Highlights was originally approached by the North Pennine Arts Working Group to incorporated ‘Designed for the Dales’ into its annual programme and to look at ways of developing the project to run alongside the existing performing arts programme. In 2004, we ran a pilot contemporary Craft Tour – ‘Out of the Wood’ – which explored the demand for contemporary crafts and assessed how such a project would fit in with our performing arts programme. The pilot was very successful, achieving higher numbers of visitors than anticipated and selling more work than expected.
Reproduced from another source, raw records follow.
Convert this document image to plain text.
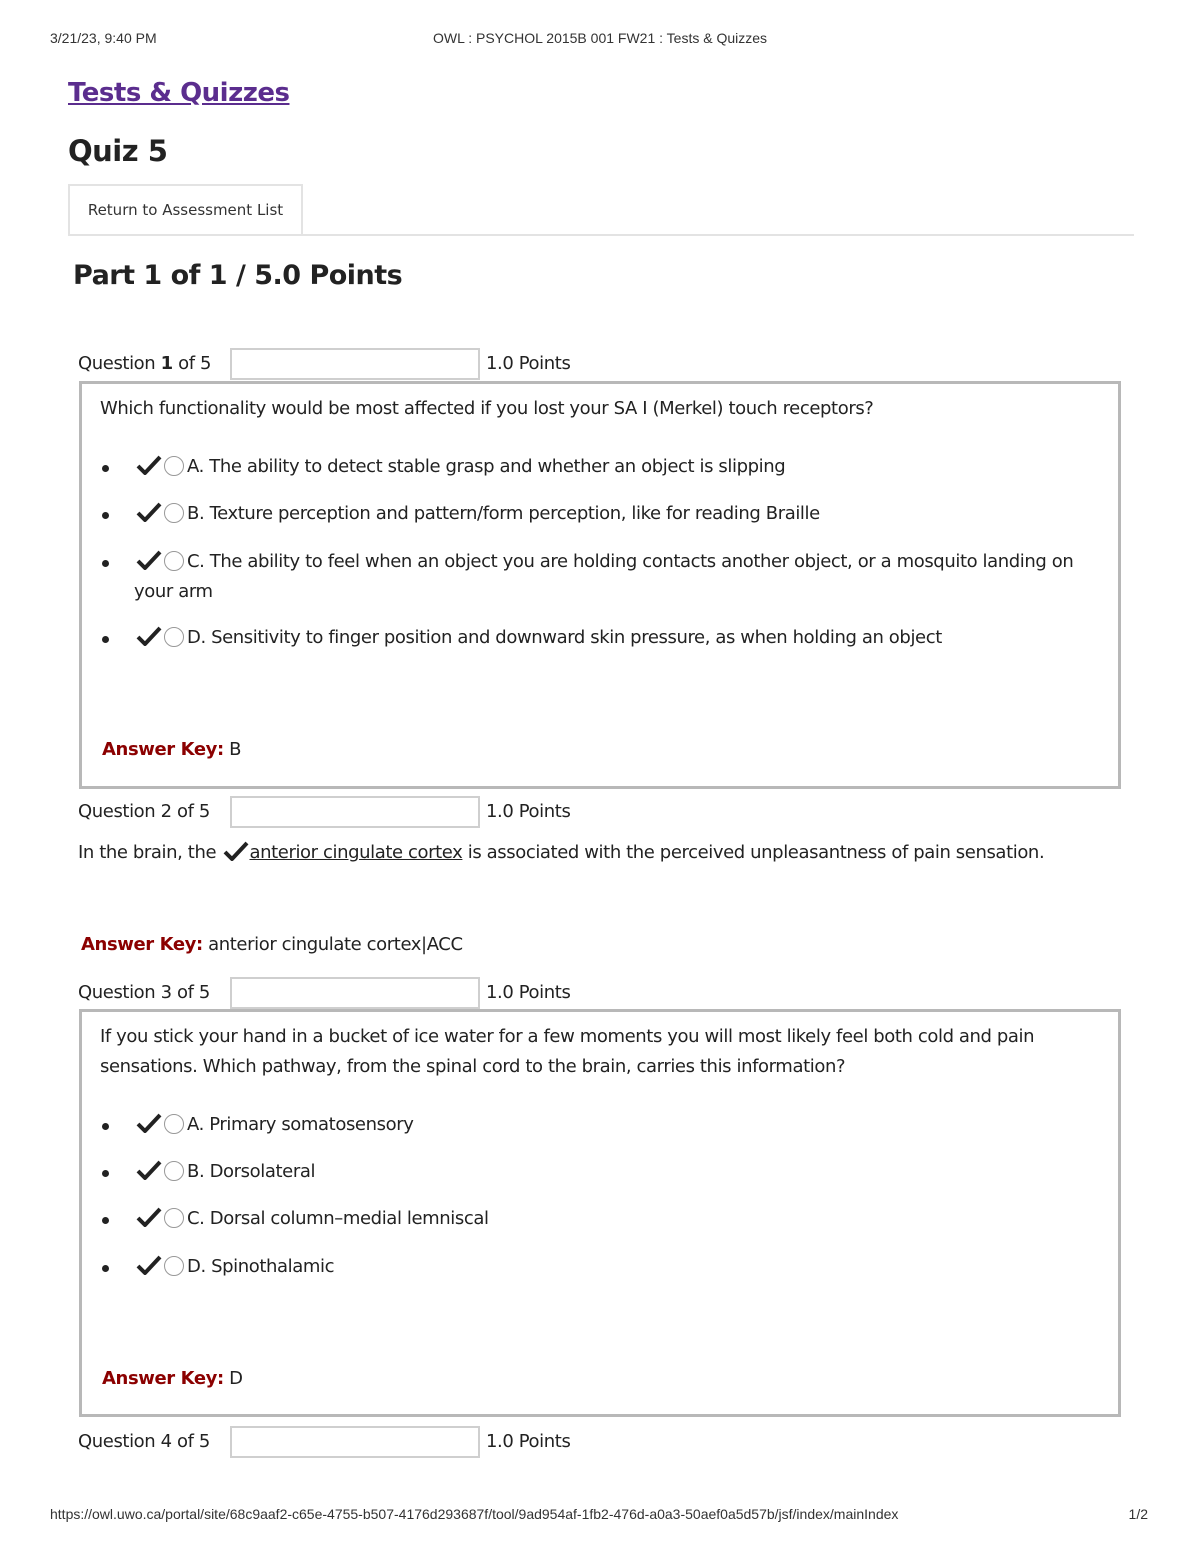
3/21/23, 9:40 PM	OWL : PSYCHOL 2015B 001 FW21 : Tests & Quizzes
Tests & Quizzes
Quiz 5
Return to Assessment List
Part 1 of 1 / 5.0 Points
Question 1 of 5	1.0 Points
Which functionality would be most affected if you lost your SA I (Merkel) touch receptors?
A. The ability to detect stable grasp and whether an object is slipping
B. Texture perception and pattern/form perception, like for reading Braille
C. The ability to feel when an object you are holding contacts another object, or a mosquito landing on your arm
D. Sensitivity to finger position and downward skin pressure, as when holding an object
Answer Key: B
Question 2 of 5	1.0 Points
In the brain, the anterior cingulate cortex is associated with the perceived unpleasantness of pain sensation.
Answer Key: anterior cingulate cortex|ACC
Question 3 of 5	1.0 Points
If you stick your hand in a bucket of ice water for a few moments you will most likely feel both cold and pain sensations. Which pathway, from the spinal cord to the brain, carries this information?
A. Primary somatosensory
B. Dorsolateral
C. Dorsal column–medial lemniscal
D. Spinothalamic
Answer Key: D
Question 4 of 5	1.0 Points
https://owl.uwo.ca/portal/site/68c9aaf2-c65e-4755-b507-4176d293687f/tool/9ad954af-1fb2-476d-a0a3-50aef0a5d57b/jsf/index/mainIndex	1/2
In 2006, we ran our second touring exhibition – ‘Metal’; in 2007 we toured weaving in the ‘Taking up the Thread’ exhibition, and we toured contemporary knitting in our ‘Knit 2gether’ exhibition in 2008. ‘Paper Trail’ explored the 3-dimensional properties of paper in 2009.
This year’s tour, ‘Thrift & Thread’ – Contemporary Heirlooms by Mandy Pattullo, our first Craft Tour by a solo artist, explored the theme of recycling through textiles, looking to a past age of thriftiness, of make-do-and-mend. Mandy Pattullo, a Newcastle based artist, is passionate about sharing traditional skills in sewing with a new generation, about revaluing the ‘home-made’ and encouraging the reworking of old and discarded textiles (See ‘Thrift & Thread’ Further Information)
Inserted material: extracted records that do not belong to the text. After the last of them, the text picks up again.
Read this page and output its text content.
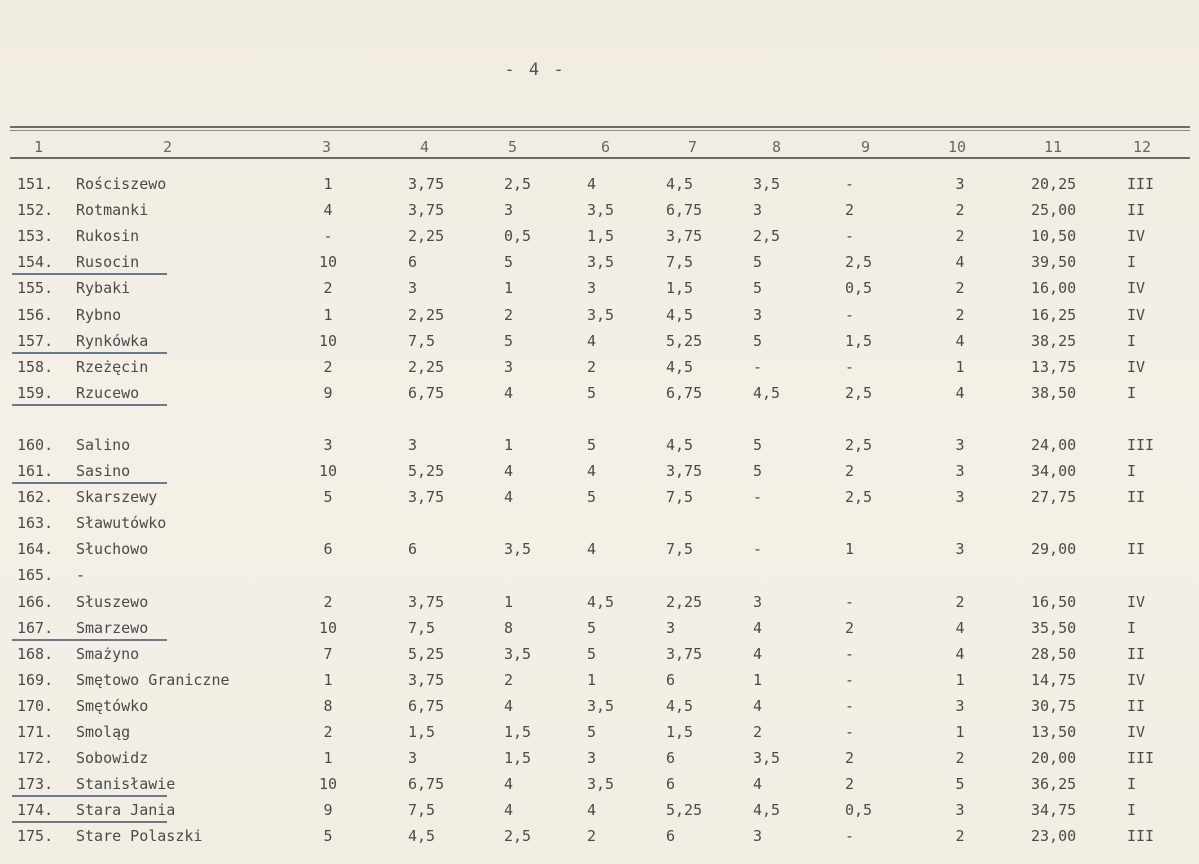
- 4 -
1	2	3	4	5	6	7	8	9	10	11	12
151. Rościszewo	1	3,75	2,5	4	4,5	3,5	-	3	20,25	III
152. Rotmanki	4	3,75	3	3,5	6,75	3	2	2	25,00	II
153. Rukosin	-	2,25	0,5	1,5	3,75	2,5	-	2	10,50	IV
154. Rusocin	10	6	5	3,5	7,5	5	2,5	4	39,50	I
155. Rybaki	2	3	1	3	1,5	5	0,5	2	16,00	IV
156. Rybno	1	2,25	2	3,5	4,5	3	-	2	16,25	IV
157. Rynkówka	10	7,5	5	4	5,25	5	1,5	4	38,25	I
158. Rzeżęcin	2	2,25	3	2	4,5	-	-	1	13,75	IV
159. Rzucewo	9	6,75	4	5	6,75	4,5	2,5	4	38,50	I
160. Salino	3	3	1	5	4,5	5	2,5	3	24,00	III
161. Sasino	10	5,25	4	4	3,75	5	2	3	34,00	I
162. Skarszewy	5	3,75	4	5	7,5	-	2,5	3	27,75	II
163. Sławutówko
164. Słuchowo	6	6	3,5	4	7,5	-	1	3	29,00	II
165. -
166. Słuszewo	2	3,75	1	4,5	2,25	3	-	2	16,50	IV
167. Smarzewo	10	7,5	8	5	3	4	2	4	35,50	I
168. Smażyno	7	5,25	3,5	5	3,75	4	-	4	28,50	II
169. Smętowo Graniczne	1	3,75	2	1	6	1	-	1	14,75	IV
170. Smętówko	8	6,75	4	3,5	4,5	4	-	3	30,75	II
171. Smoląg	2	1,5	1,5	5	1,5	2	-	1	13,50	IV
172. Sobowidz	1	3	1,5	3	6	3,5	2	2	20,00	III
173. Stanisławie	10	6,75	4	3,5	6	4	2	5	36,25	I
174. Stara Jania	9	7,5	4	4	5,25	4,5	0,5	3	34,75	I
175. Stare Polaszki	5	4,5	2,5	2	6	3	-	2	23,00	III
As a complete antidote to ‘throw away’ culture, the workshops organised in the run up to and during the exhibition, refashioned fabric, clothes, socks, gloves and hats into garments and toys to be worn, played with and would tell their own story through dance, with the support of Virginia Kennedy, a dance and drama specialist. The exhibition and objects made by children and community groups certainly unravelled tales of cherished moments and memories to inspire movement through dance and play to with identity. The resulting exhibition of work by Mandy Pattullo as well as the work made by local schools and community groups, displayed alongside, was very successful in creating and rekindling new interest in old textiles, and prompting visitor reminiscences.
Thrift & Thread’ Further Information
Artist’s Work – Mandy Pattullo
Mandy has a 1st Class degree in International Textiles and Surface Pattern. She is interested in the decorative, textural and colour possibilities within creating textiles and the way stitch can be used to create marks in the same way as drawing. Background research into a process or concept is key and then she uses drawing, sampling and photography to get her going. She primarily uses hand and machine stitching combined with applique, quilting and print.
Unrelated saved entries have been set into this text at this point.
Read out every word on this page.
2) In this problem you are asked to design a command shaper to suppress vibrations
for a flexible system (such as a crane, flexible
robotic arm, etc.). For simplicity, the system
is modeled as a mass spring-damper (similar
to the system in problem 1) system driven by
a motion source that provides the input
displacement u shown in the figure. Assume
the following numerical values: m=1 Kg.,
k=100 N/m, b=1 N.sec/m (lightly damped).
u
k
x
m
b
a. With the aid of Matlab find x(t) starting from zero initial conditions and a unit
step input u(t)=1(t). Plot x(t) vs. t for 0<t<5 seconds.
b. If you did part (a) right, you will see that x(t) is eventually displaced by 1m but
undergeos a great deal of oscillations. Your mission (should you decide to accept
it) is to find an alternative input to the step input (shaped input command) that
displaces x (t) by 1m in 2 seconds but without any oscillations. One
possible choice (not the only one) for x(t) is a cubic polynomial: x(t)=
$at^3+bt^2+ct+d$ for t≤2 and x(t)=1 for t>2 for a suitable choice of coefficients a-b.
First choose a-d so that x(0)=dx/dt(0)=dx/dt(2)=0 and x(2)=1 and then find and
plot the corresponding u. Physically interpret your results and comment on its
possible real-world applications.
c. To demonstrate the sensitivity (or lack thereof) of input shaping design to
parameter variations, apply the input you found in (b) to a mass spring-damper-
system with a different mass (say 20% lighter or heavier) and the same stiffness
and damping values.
In recent years she has rediscovered hand stitching and is an advocate of slow design. After 20 years of working with textiles Mandy has accumulated a huge amount of fabric and inspirational “stuff” which surrounds her in her attic studio at The Hearth, Horsley, Northumberland. Her artfully arranged collection of tools and threads, piles of vintage fabric and her pin boards are a mass of colourful images and postcards which inspire her work. Much of what she surrounds herself with is inherited from past generations of sewing women.
For this exhibition Mandy has looked to a past age of thriftiness and make do and mend. Her aim was to create pieces which would make the viewer look again at old textiles which might be past their use by date. She is particularly passionate about very worn old patchwork quilts which were often made of old dressmaking off-cuts, old clothing and tailor’s samples. Mandy has carefully re-examined the quilts, often unpicking them completely into their original scraps, and to discover hidden layers and sometimes even other worn quilts inside. She is interested in the shadows and marks that appear when she takes apart other women’s stitches and also the effect of light, wear and tear on the fabrics. Many of the quilts in this exhibition were too worn and tattered to be functional on a bed but have been re–valued by being made into unique garments or hangings.